Klarna, a Swedish fintech company, is facing a crisis as its board of directors has decided to remove one of its members, Mikael Walther, amid a clash over governance and bonus structure. Walther, a board member who has long represented the interests of Victor Jacobsson, one of the company’s co-founders, has been at odds with the board over several key decisions, including a bonus plan that he claims could hand CEO Sebastian Siemiatkowski as much as $35 billion in the coming years.

The Dispute

Walther has repeatedly challenged the board’s decisions, and his latest move is a letter to investors calling for them to vote against the board’s decision to remove him. In his letter, Walther claims that the board’s plan to award Siemiatkowski a bonus will lead to a direct cost of $2 billion for the company. He also accused the board of using an investigation by law firm Freshfields Bruckhaus Deringer US LLP as a tactic to silence him and undermine his efforts to promote good governance practices.

Background on the Dispute

The dispute between Walther and the board dates back to earlier this year when the company raised its valuation to $6.7 billion from $45.6 billion in a 2022 funding round. The company had also considered an initial public offering (IPO) at a $20 billion valuation. However, the board’s decision to award Siemiatkowski a bonus has raised concerns among investors and led to a backlash.

The Bonus Structure

The bonus plan, which could be worth as much as $35 billion in the long term, is tied to performance targets and is designed to incentivize Siemiatkowski to drive growth and profitability. However, Walther claims that the plan is overly generous and could lead to instability and damage to the company’s reputation.

The Investigation

The Freshfields investigation, which was conducted at the behest of the board, has alleged that Walther may have breached his duty of loyalty to the company during the 2022 fundraising round. However, Walther has denied the allegations, stating that he acted in the best interests of the company and its shareholders.

Conclusion

The dispute between Walther and the board of directors of Klarna is a complex and nuanced issue. While the board has reiterated its confidence in Siemiatkowski and the bonus plan, Walther and his supporters argue that the plan is unsustainable and could lead to long-term damage to the company. The outcome of this dispute will have significant implications for the future of Klarna and its investors.

FAQs

Q: What is the background to the dispute between Walther and the board?
A: The dispute dates back to earlier this year when the company raised its valuation to $6.7 billion from $45.6 billion in a 2022 funding round.

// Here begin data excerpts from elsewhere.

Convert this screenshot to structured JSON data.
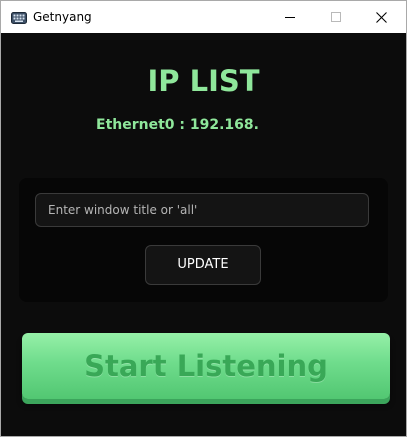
{
  "window": {
    "title": "Getnyang",
    "icon": "keyboard-icon",
    "controls": [
      "minimize-icon",
      "maximize-icon",
      "close-icon"
    ]
  },
  "main": {
    "heading": "IP LIST",
    "ip_entries": [
      {
        "name": "Ethernet0",
        "separator": " : ",
        "address": "192.168."
      }
    ],
    "search": {
      "value": "",
      "placeholder": "Enter window title or 'all'"
    },
    "update_label": "UPDATE",
    "start_label": "Start Listening"
  },
  "colors": {
    "background": "#0c0c0c",
    "accent_green": "#8fe79b",
    "button_green": "#6fdc8c",
    "button_text": "#39a857"
  }
}
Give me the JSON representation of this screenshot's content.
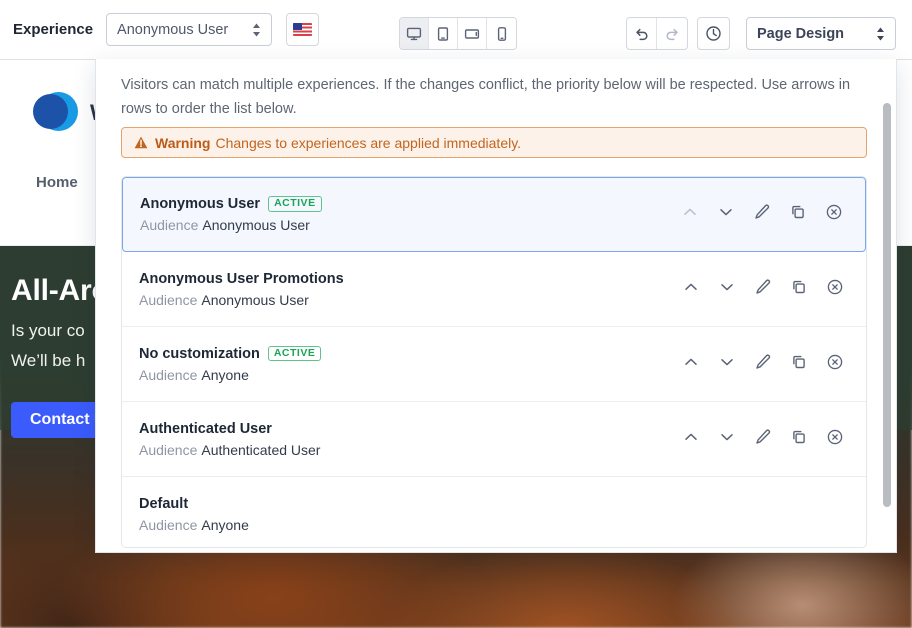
{
  "toolbar": {
    "experience_label": "Experience",
    "experience_value": "Anonymous User",
    "locale_icon": "us-flag-icon",
    "devices": [
      {
        "name": "desktop",
        "icon": "desktop-icon",
        "active": true
      },
      {
        "name": "tablet-portrait",
        "icon": "tablet-portrait-icon",
        "active": false
      },
      {
        "name": "tablet-landscape",
        "icon": "tablet-landscape-icon",
        "active": false
      },
      {
        "name": "mobile",
        "icon": "mobile-icon",
        "active": false
      }
    ],
    "undo_icon": "undo-icon",
    "redo_icon": "redo-icon",
    "history_icon": "clock-icon",
    "mode_value": "Page Design"
  },
  "panel": {
    "description": "Visitors can match multiple experiences. If the changes conflict, the priority below will be respected. Use arrows in rows to order the list below.",
    "warning": {
      "icon": "warning-triangle-icon",
      "strong": "Warning",
      "text": "Changes to experiences are applied immediately."
    },
    "audience_key": "Audience",
    "badge_active": "ACTIVE",
    "rows": [
      {
        "title": "Anonymous User",
        "audience": "Anonymous User",
        "active": true,
        "selected": true,
        "move_up_enabled": false,
        "has_actions": true
      },
      {
        "title": "Anonymous User Promotions",
        "audience": "Anonymous User",
        "active": false,
        "selected": false,
        "move_up_enabled": true,
        "has_actions": true
      },
      {
        "title": "No customization",
        "audience": "Anyone",
        "active": true,
        "selected": false,
        "move_up_enabled": true,
        "has_actions": true
      },
      {
        "title": "Authenticated User",
        "audience": "Authenticated User",
        "active": false,
        "selected": false,
        "move_up_enabled": true,
        "has_actions": true
      },
      {
        "title": "Default",
        "audience": "Anyone",
        "active": false,
        "selected": false,
        "move_up_enabled": false,
        "has_actions": false
      }
    ],
    "action_icons": {
      "move_up": "chevron-up-icon",
      "move_down": "chevron-down-icon",
      "edit": "pencil-icon",
      "duplicate": "copy-icon",
      "delete": "circle-x-icon"
    }
  },
  "site": {
    "logo_icon": "overlapping-circles-logo",
    "brand": "W",
    "nav_home": "Home",
    "hero_title": "All-Aro",
    "hero_line1": "Is your co",
    "hero_line2": "We’ll be h",
    "cta_label": "Contact Us"
  },
  "colors": {
    "accent_blue": "#3b5bfd",
    "selected_row_bg": "#f4f8fe",
    "selected_row_border": "#7aa7e8",
    "badge_green": "#18a558",
    "warning_bg": "#fdf2e9",
    "warning_border": "#e8a36b",
    "warning_text": "#c2651f",
    "hero_overlay": "#2e3d31"
  }
}
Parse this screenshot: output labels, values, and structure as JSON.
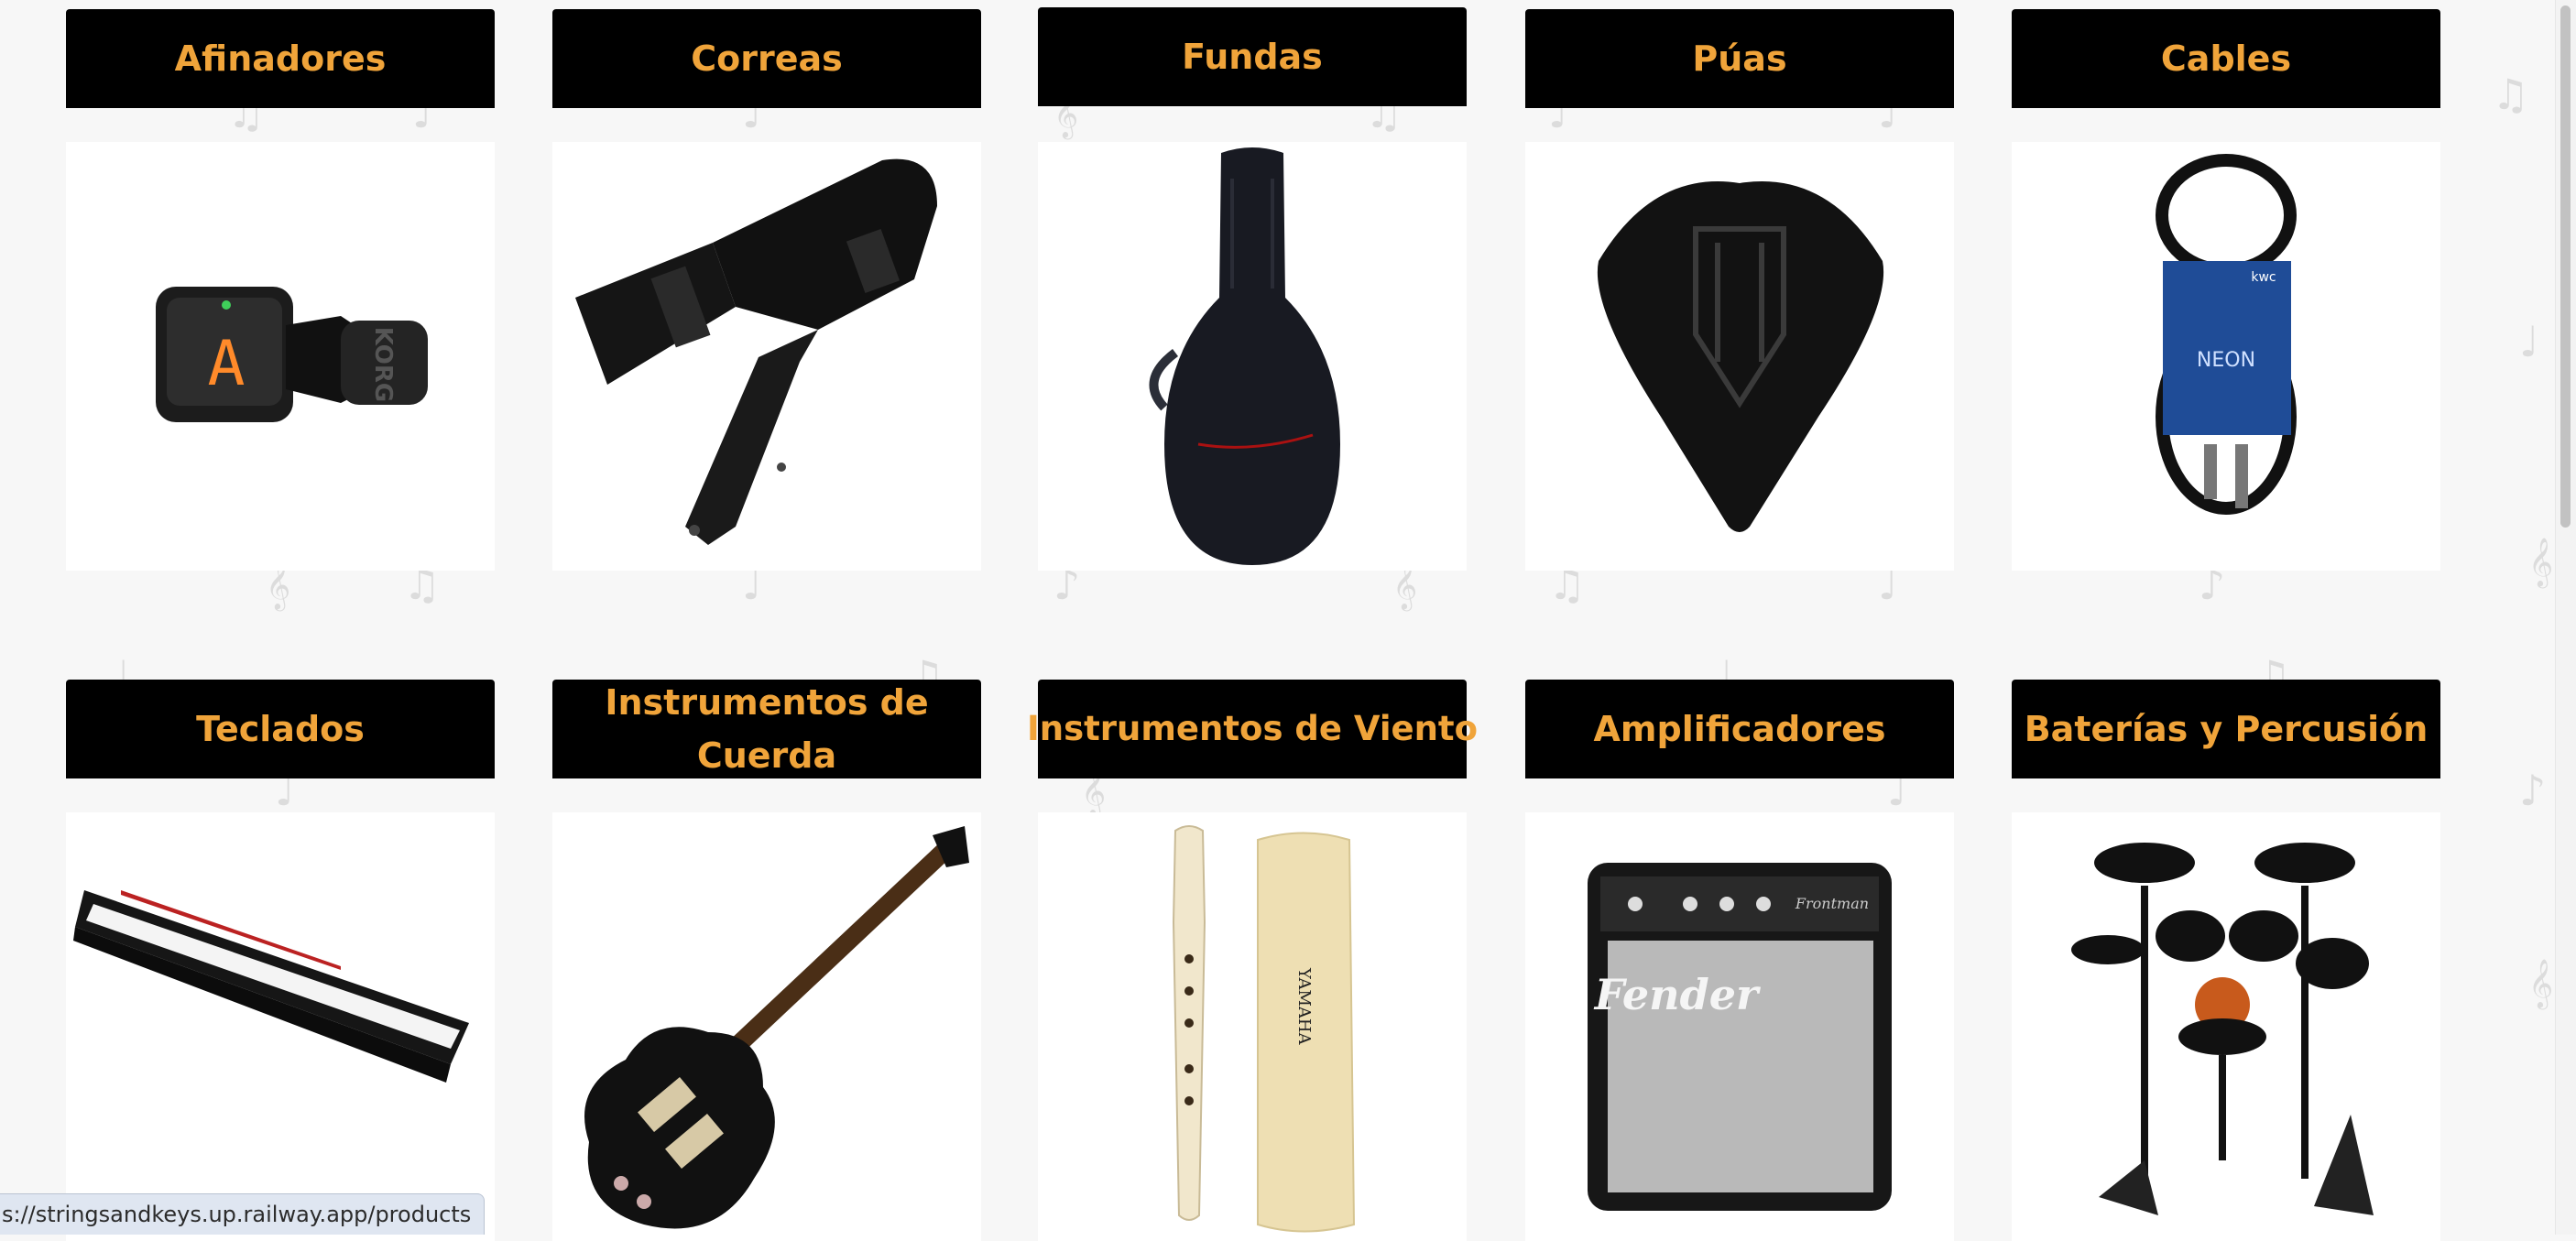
{
  "categories": [
    {
      "label": "Afinadores",
      "icon": "clip-tuner-image"
    },
    {
      "label": "Correas",
      "icon": "guitar-strap-image"
    },
    {
      "label": "Fundas",
      "icon": "gig-bag-image"
    },
    {
      "label": "Púas",
      "icon": "guitar-pick-image"
    },
    {
      "label": "Cables",
      "icon": "coiled-cable-image"
    },
    {
      "label": "Teclados",
      "icon": "digital-keyboard-image"
    },
    {
      "label": "Instrumentos de Cuerda",
      "icon": "electric-guitar-image"
    },
    {
      "label": "Instrumentos de Viento",
      "icon": "recorder-image"
    },
    {
      "label": "Amplificadores",
      "icon": "guitar-amp-image"
    },
    {
      "label": "Baterías y Percusión",
      "icon": "electronic-drum-kit-image"
    }
  ],
  "product_brand_text": {
    "tuner_display": "A",
    "tuner_brand": "KORG",
    "cable_brand": "NEON",
    "cable_maker": "kwc",
    "recorder_brand": "YAMAHA",
    "amp_brand": "Fender",
    "amp_model": "Frontman"
  },
  "status_bar": {
    "url": "s://stringsandkeys.up.railway.app/products"
  },
  "colors": {
    "header_bg": "#000000",
    "header_text": "#f0a43a",
    "page_bg": "#f7f7f7"
  }
}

Q: What is the bonus plan that sparked the controversy?
A: The bonus plan, which could be worth as much as $35 billion in the long term, is tied to performance targets and is designed to incentivize Siemiatkowski to drive growth and profitability.

Q: What is the investigation by Freshfields?
A: The Freshfields investigation was conducted at the behest of the board and has alleged that Walther may have breached his duty of loyalty to the company during the 2022 fundraising round.

Q: What is the outcome of the dispute likely to be?
A: The outcome is uncertain, but it could have significant implications for the future of Klarna and its investors. Failure to resolve the dispute could lead to longer-term damage to the company and its reputation.

Q: How does this dispute affect the planned public debut of Klarna?
A: The dispute is unlikely to impact the planned public debut of Klarna, which is expected to take place in the near future. The company has already selected banks to help it with the offering and has been refocusing its business on core operations.